Microsoft issued fixes for the vulnerability on May 14, 2019. Patches were also made available for unsupported versions of Windows.
The critical vulnerability could be exploited remotely through Remote Desktop Protocol (RDP) with no need for user interaction. Identifying unpatch devices is not difficult. Robert Graham of Errata Security did a scan of the web and found nearly 1 million devices yet to be patched or protected by following Microsoft’s proposed mitigations. Graham isn’t the only one who has performed scans for unpatched devices. Scans have increased recently, which seem to indicate that cybercriminals are getting ready for attacks.
Issuing a fresh warning is a strange move for Microsoft. It has fulfilled its responsibilities when it released patches. However, its decision to release another warning was because of the increasing risk of vulnerability exploitation. A number of security companies claim to have created exploits for the vulnerability and proof-of-concept exploit code has been uncovered online. Microsoft is positive that viable exploits for the vulnerability can be found.
A number of people have shared counterfeit POC code for the vulnerability on the web, though security researcher Chase Dardaman tried one public DOS POC for BlueKeep which he proved to be real.
The fix was released two weeks ago and no sign of a worm has been reported. This doesn’t mean that the problem is over. In the WannaCry attacks, the MS17-010 patch was released two months before the attacks using the EternalBlue exploit started. Many organizations failed to apply the patch.
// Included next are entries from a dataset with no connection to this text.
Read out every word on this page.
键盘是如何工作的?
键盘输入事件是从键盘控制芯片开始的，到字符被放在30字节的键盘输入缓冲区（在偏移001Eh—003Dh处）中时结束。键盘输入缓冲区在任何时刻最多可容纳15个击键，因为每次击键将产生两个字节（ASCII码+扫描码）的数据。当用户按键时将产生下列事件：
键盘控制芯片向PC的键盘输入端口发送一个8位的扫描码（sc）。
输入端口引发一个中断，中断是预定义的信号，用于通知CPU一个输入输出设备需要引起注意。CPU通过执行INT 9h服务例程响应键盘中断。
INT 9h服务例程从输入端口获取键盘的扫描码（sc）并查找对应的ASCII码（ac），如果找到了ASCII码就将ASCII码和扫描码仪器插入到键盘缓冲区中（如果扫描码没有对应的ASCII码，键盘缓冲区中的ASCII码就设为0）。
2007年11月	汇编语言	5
Until now, two years after, there are still WannaCry ransomware attacks. A recent report state that 40% of healthcare companies were attacked with WannaCry over the last 6 months and there is no sign the attacks would stop.
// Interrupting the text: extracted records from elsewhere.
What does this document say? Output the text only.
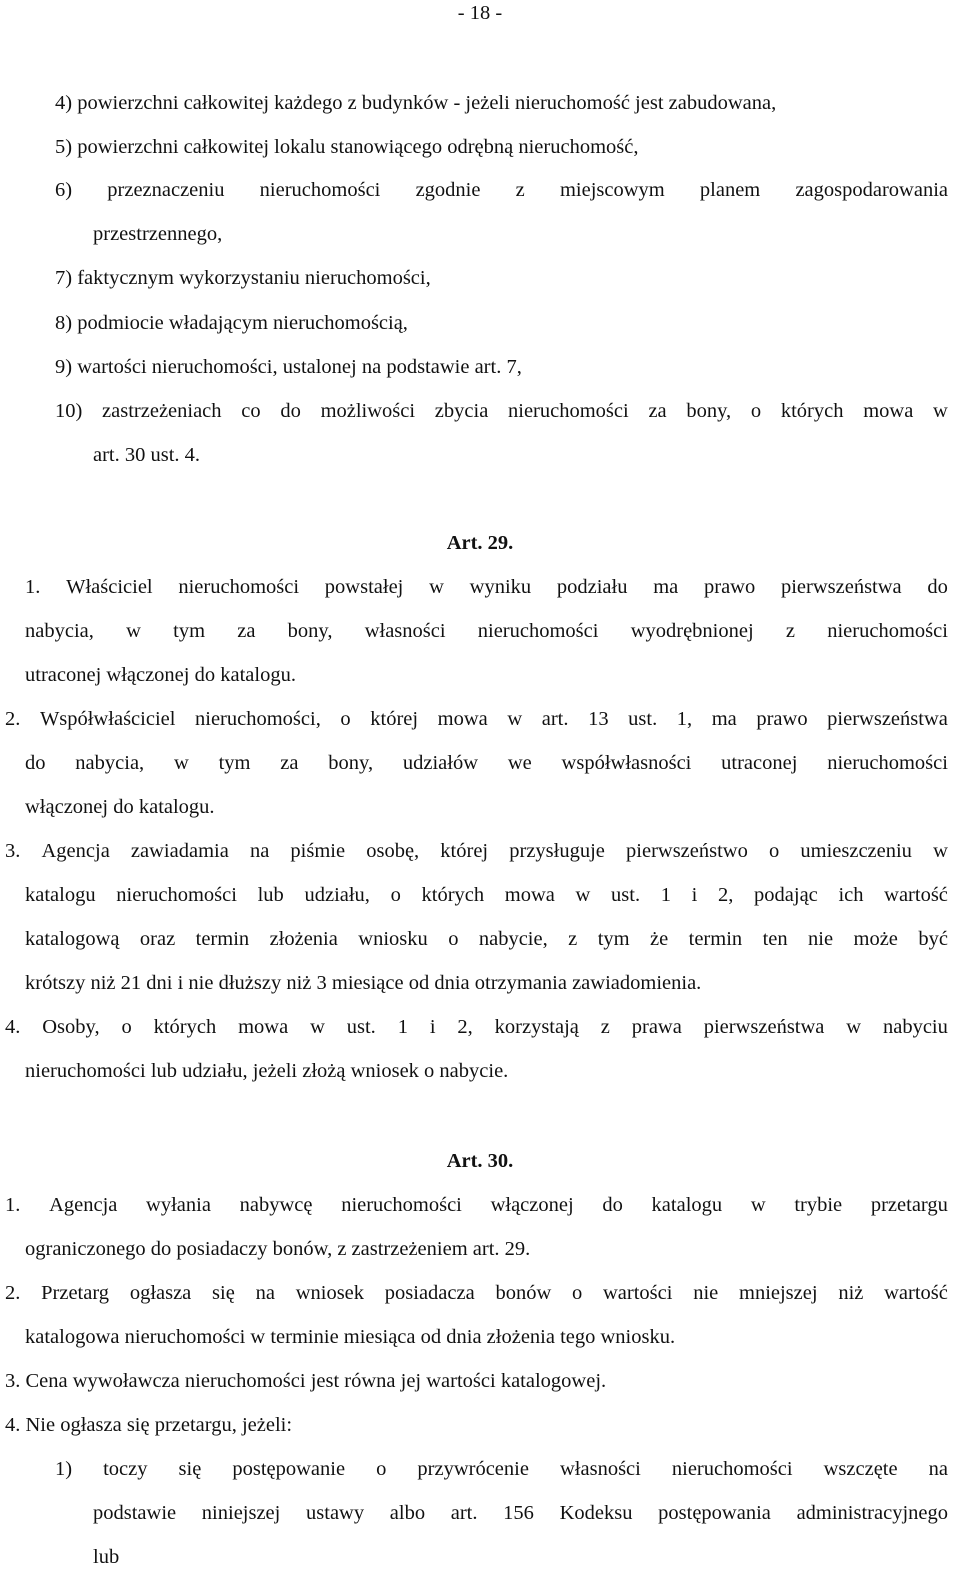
- 18 -
4) powierzchni całkowitej każdego z budynków - jeżeli nieruchomość jest zabudowana,
5) powierzchni całkowitej lokalu stanowiącego odrębną nieruchomość,
6) przeznaczeniu nieruchomości zgodnie z miejscowym planem zagospodarowania
przestrzennego,
7) faktycznym wykorzystaniu nieruchomości,
8) podmiocie władającym nieruchomością,
9) wartości nieruchomości, ustalonej na podstawie art. 7,
10) zastrzeżeniach co do możliwości zbycia nieruchomości za bony, o których mowa w
art. 30 ust. 4.
Art. 29.
1. Właściciel nieruchomości powstałej w wyniku podziału ma prawo pierwszeństwa do
nabycia, w tym za bony, własności nieruchomości wyodrębnionej z nieruchomości
utraconej włączonej do katalogu.
2. Współwłaściciel nieruchomości, o której mowa w art. 13 ust. 1, ma prawo pierwszeństwa
do nabycia, w tym za bony, udziałów we współwłasności utraconej nieruchomości
włączonej do katalogu.
3. Agencja zawiadamia na piśmie osobę, której przysługuje pierwszeństwo o umieszczeniu w
katalogu nieruchomości lub udziału, o których mowa w ust. 1 i 2, podając ich wartość
katalogową oraz termin złożenia wniosku o nabycie, z tym że termin ten nie może być
krótszy niż 21 dni i nie dłuższy niż 3 miesiące od dnia otrzymania zawiadomienia.
4. Osoby, o których mowa w ust. 1 i 2, korzystają z prawa pierwszeństwa w nabyciu
nieruchomości lub udziału, jeżeli złożą wniosek o nabycie.
Art. 30.
1. Agencja wyłania nabywcę nieruchomości włączonej do katalogu w trybie przetargu
ograniczonego do posiadaczy bonów, z zastrzeżeniem art. 29.
2. Przetarg ogłasza się na wniosek posiadacza bonów o wartości nie mniejszej niż wartość
katalogowa nieruchomości w terminie miesiąca od dnia złożenia tego wniosku.
3. Cena wywoławcza nieruchomości jest równa jej wartości katalogowej.
4. Nie ogłasza się przetargu, jeżeli:
1) toczy się postępowanie o przywrócenie własności nieruchomości wszczęte na
podstawie niniejszej ustawy albo art. 156 Kodeksu postępowania administracyjnego
lub
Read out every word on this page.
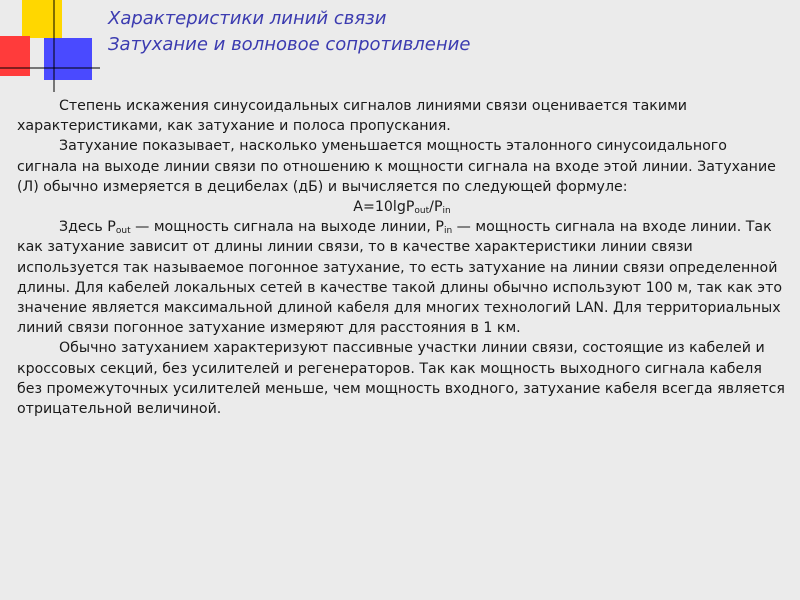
Характеристики линий связи
Затухание и волновое сопротивление

Степень искажения синусоидальных сигналов линиями связи оценивается такими характеристиками, как затухание и полоса пропускания.

Затухание показывает, насколько уменьшается мощность эталонного синусоидального сигнала на выходе линии связи по отношению к мощности сигнала на входе этой линии. Затухание (Л) обычно измеряется в децибелах (дБ) и вычисляется по следующей формуле:

$A=10\lg P_{out}/P_{in}$

Здесь $P_{out}$ — мощность сигнала на выходе линии, $P_{in}$ — мощность сигнала на входе линии. Так как затухание зависит от длины линии связи, то в качестве характеристики линии связи используется так называемое погонное затухание, то есть затухание на линии связи определенной длины. Для кабелей локальных сетей в качестве такой длины обычно используют 100 м, так как это значение является максимальной длиной кабеля для многих технологий LAN. Для территориальных линий связи погонное затухание измеряют для расстояния в 1 км.

Обычно затуханием характеризуют пассивные участки линии связи, состоящие из кабелей и кроссовых секций, без усилителей и регенераторов. Так как мощность выходного сигнала кабеля без промежуточных усилителей меньше, чем мощность входного, затухание кабеля всегда является отрицательной величиной.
The most recent vulnerability does not have an effect on Windows 8 and Windows 10, but it could affect older Windows versions including Windows XP, Windows 2003, Windows 7 and Windows Server 2008. A lot of businesses have made the upgrade to Windows, however, many healthcare organizations still use legacy Windows operating systems on some devices.
Microsoft still strongly advise the updating of all affected systems as soon as possible. Just one vulnerable computer linked to the internet could potentially be a gateway into corporate networks spreading advanced malware and infecting computers everywhere.
The NSA also issued a warning through its Central Security Service division regarding another global malware attack similar to WannaCry, using the EternalBlue exploit developed by NSA.